The way the game was played is that we’d take turns naming a date in history, any date. Within seconds, Ricky would tell us what day of the week that date fell on. March 22, 1883 – “that’s a Thursday, that’s a Thursday,” Ricky would answer, almost like some sort of robot. It was uncanny. We could play that game for hours. Of course, this was before this whole internet business had been created and you can be damn sure none of the Reynolda Raiders kept any encyclopedias handy in the Barn, so we had no way to confirm Foxy’s answers, but it wasn’t necessary. Don’t need to put a stopwatch on an antelope to know that sucker is quick.

That wasn’t Ricky’s only power. He had a few other special skills guaranteed to dazzle. For instance, the Fiesta Fox couldn’t read or write music, but put the guy in front of a piano, play him a song one time, and you’d be goddamned if Foxy couldn’t play that piece back to you perfectly on the first try. Never forget his rendition of Cat Stevens’ “Morning Has Broken” – dang near had me in tears. Also, Ricky never could pass a math class without buying off the professor with a handful of his tapes or a couple of quality blue tabs, but I once watched the guy square a 28-digit number in his head. Remarkable. This is the same fella who couldn’t dress himself until he was 14.

Anyway, never knew how Ricky came to develop these powers. May have had something to do with the lightning strikes. Mr. K once theorized it had something to do with that time Ricky got stuck in the well as a small child. Fell in headfirst and got himself lodged in there real tight, 18 feet underground. No idea how Little Ricky had gotten out of his cage – Mr. K thought he must have snuck out and then gone looking for food or medicine or something. But Ricky was fixed in that well upside-down for 6 days before Mrs. K sobered up and heard him howling. When they pulled him out, the doctors said Little Ricky’s brainstem was all swolled up the size of a grown man’s forearm. Crazy.
 
Actually Mason didn't get high. It was strange as he was the Village's guitarist and often gave Flipper lessons.
 
Actually Mason didn't get high. It was strange as he was the Village's guitarist and often gave Flipper lessons.
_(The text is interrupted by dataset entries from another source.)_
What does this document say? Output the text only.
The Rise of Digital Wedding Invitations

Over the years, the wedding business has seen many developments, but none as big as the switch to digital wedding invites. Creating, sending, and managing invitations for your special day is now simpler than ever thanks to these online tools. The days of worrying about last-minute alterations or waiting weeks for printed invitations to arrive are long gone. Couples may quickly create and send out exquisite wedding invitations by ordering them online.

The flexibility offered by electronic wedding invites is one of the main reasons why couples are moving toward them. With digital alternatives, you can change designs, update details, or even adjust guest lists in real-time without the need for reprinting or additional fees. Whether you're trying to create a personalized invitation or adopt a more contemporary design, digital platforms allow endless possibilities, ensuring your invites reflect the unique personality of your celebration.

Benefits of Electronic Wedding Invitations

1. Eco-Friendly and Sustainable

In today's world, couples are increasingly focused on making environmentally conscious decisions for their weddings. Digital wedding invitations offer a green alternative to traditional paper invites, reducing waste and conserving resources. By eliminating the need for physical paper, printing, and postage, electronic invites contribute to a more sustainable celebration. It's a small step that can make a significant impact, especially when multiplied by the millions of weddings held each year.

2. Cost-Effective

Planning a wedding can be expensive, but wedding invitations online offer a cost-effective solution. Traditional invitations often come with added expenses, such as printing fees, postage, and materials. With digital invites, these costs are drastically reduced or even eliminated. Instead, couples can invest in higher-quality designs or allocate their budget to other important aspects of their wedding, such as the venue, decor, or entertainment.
Way to drop the ball, Harv. Are you sure it was Ricky who fell in that well?
 
She falls down a well, her eyes go cross. She gets kicked by a mule. They go back. I don't know.
 
Missed opportunity for Harv to regale us with a story of one of the Fox's conquests and her resemblance to some strange animal. Those are my fav.
 
I don't know if it was part of the joke, but Google "March 22, 1883". It would be crazy if that was by coincidence.